Meu corpo não é só resistência: prazer, descanso e presença como revolução
- Luciana Tudeia
- 27 de ago.
- 3 min de leitura
O direito de existir para além da luta: quando corpos negros escolhem viver com leveza, afeto e liberdade

“Ser negro é resistir todos os dias." Essa frase é verdadeira — mas também perigosa. Porque quando resistir vira o único verbo possível, viver vira exceção. E corpos negros não podem ser apenas trincheiras.
Este artigo é um manifesto por outra forma de existência: aquela em que pessoas negras não são convocadas somente à dor, à força, à denúncia, à batalha. Mas sim ao prazer, ao descanso, à alegria — como direito inegociável e como prática de liberdade radical.
Corpos negros sob vigilância
O corpo negro, desde o início da colonização, foi vigiado, controlado e usado como instrumento. Essa história não ficou no passado: ela vive nos olhares desconfiados, nas revistas “aleatórias”, na sexualização precoce, no racismo estético, na pressão para ser produtivo a todo custo.
Frantz Fanon, em Pele Negra, Máscaras Brancas, descreve como a colonização afeta a corporeidade do sujeito negro. O corpo se torna um campo de batalha — e frequentemente o prazer é substituído pela defesa. A existência, então, se torna sobrevivência.
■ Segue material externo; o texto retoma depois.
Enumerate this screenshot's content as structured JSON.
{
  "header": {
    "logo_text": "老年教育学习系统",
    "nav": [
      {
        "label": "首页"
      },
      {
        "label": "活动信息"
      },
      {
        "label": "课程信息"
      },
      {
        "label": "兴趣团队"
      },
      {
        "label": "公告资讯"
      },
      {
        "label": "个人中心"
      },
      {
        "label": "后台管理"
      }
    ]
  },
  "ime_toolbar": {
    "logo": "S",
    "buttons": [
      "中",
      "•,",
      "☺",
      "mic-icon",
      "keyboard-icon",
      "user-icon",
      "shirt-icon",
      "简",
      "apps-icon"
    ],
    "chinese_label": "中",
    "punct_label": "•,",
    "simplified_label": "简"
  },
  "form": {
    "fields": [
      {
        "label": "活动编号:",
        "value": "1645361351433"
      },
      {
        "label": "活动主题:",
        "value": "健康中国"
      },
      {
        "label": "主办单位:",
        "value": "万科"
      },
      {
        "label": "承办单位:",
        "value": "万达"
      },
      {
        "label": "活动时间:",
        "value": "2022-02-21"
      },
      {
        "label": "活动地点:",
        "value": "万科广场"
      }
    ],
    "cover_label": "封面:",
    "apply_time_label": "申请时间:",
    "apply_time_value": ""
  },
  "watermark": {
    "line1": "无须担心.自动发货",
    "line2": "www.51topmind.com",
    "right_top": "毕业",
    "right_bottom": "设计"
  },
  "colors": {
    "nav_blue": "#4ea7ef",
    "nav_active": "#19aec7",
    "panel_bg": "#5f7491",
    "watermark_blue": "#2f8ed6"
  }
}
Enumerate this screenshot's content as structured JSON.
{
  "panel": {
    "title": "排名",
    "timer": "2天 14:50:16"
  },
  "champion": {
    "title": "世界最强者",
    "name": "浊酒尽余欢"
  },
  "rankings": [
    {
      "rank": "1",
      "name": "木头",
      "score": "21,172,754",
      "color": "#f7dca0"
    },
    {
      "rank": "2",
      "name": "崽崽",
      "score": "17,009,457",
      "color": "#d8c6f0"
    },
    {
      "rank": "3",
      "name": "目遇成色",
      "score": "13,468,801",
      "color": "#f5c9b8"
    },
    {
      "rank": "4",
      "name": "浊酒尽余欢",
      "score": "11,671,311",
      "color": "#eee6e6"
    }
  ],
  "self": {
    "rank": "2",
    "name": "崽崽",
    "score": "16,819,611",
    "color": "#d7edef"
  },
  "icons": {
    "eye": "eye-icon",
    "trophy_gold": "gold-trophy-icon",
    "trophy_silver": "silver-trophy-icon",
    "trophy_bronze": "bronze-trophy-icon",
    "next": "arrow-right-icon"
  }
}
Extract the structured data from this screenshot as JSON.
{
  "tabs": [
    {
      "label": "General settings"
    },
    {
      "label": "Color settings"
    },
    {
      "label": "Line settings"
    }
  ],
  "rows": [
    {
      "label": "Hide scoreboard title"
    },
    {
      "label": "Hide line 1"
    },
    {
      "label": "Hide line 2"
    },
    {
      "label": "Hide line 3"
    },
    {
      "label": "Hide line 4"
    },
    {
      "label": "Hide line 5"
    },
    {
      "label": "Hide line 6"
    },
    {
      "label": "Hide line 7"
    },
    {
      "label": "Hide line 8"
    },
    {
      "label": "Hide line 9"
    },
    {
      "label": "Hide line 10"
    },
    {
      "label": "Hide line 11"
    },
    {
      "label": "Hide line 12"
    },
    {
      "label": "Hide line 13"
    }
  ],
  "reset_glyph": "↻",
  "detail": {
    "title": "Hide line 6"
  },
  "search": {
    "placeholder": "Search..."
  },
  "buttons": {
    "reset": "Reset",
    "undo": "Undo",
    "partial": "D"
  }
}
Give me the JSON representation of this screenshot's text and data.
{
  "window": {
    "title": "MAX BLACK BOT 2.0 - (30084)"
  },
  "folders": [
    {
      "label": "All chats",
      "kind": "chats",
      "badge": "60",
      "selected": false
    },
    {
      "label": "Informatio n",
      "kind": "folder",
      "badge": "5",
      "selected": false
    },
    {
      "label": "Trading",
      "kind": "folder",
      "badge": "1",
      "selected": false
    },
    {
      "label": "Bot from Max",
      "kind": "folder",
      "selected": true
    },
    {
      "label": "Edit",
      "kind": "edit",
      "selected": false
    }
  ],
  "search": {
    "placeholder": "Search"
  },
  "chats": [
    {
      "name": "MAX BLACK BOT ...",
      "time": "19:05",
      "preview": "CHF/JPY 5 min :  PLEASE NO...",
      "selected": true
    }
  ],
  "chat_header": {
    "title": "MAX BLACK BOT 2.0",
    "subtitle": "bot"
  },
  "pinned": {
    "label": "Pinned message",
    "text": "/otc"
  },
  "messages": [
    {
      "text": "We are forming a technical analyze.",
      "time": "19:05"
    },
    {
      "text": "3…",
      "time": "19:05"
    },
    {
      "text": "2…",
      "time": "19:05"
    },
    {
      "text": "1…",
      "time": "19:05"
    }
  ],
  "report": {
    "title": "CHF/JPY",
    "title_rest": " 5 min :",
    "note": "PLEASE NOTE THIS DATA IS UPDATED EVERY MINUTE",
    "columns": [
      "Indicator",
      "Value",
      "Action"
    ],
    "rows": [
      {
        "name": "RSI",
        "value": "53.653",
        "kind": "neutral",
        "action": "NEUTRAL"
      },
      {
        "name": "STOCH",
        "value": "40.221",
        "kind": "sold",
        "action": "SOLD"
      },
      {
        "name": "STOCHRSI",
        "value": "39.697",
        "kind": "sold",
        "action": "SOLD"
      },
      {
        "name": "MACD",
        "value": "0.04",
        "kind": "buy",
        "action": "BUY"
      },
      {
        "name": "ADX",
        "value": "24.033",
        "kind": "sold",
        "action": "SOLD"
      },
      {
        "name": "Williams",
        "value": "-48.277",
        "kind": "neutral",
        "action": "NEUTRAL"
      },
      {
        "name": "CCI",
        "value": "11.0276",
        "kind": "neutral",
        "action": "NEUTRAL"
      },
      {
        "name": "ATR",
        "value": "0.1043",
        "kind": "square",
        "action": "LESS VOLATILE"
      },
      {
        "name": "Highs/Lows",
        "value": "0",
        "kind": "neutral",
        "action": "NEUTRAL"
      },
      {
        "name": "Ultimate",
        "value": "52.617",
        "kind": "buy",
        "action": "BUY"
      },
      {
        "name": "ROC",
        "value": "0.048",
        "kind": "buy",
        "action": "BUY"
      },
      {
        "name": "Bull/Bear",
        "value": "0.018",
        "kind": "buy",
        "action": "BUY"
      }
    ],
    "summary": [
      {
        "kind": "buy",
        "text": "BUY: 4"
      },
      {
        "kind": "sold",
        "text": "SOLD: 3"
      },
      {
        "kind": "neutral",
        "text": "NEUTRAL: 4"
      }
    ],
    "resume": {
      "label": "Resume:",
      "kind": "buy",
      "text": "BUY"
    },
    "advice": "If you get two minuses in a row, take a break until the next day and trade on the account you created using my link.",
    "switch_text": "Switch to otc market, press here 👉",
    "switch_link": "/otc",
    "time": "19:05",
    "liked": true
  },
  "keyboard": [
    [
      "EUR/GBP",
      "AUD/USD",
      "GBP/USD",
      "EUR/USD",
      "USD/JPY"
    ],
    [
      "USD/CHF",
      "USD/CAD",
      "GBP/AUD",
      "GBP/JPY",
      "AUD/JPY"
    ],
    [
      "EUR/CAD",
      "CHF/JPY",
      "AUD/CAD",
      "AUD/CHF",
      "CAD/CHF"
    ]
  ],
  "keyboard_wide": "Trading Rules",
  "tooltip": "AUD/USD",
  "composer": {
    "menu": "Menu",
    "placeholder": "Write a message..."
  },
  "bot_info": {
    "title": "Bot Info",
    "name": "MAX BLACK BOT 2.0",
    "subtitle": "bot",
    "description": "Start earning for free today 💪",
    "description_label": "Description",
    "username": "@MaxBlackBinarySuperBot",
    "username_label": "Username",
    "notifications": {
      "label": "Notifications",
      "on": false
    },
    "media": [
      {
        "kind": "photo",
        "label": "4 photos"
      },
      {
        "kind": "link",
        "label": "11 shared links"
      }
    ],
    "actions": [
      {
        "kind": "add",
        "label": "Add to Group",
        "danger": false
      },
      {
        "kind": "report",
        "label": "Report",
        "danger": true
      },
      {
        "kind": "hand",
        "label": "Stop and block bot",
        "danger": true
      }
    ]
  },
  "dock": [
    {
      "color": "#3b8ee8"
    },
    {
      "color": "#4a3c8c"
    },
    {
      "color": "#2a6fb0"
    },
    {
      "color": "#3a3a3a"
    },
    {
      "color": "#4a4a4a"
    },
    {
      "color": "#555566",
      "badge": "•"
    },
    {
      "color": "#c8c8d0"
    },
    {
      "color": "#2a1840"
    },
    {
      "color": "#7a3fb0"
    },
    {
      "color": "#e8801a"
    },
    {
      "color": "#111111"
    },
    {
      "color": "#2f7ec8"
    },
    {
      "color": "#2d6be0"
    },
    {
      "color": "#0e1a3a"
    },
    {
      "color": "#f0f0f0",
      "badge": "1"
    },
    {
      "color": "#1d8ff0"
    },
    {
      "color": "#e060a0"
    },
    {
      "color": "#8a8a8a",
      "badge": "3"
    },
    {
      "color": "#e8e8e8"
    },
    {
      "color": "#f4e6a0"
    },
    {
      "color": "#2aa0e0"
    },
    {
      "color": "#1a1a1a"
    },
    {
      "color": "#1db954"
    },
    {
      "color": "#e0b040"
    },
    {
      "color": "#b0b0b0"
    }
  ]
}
Kabengele Munanga acrescenta que a negação do corpo negro também se manifesta nas representações sociais — onde o negro é visto como perigoso, animalesco ou exótico, mas quase nunca como humano, sensível, digno de afeto e descanso.
Prazer como rompimento do ciclo da dor
Para Audre Lorde, o prazer é mais do que sensorial — é político.
“O erótico é um recurso interior, uma fonte de poder e informação.”
Nesse sentido, permitir-se sentir prazer é romper com a lógica colonial que nos quer mutilados da emoção, da ternura, da alegria. É dizer: “meu corpo me pertence — e ele também merece sentir prazer, calma, liberdade, amor.”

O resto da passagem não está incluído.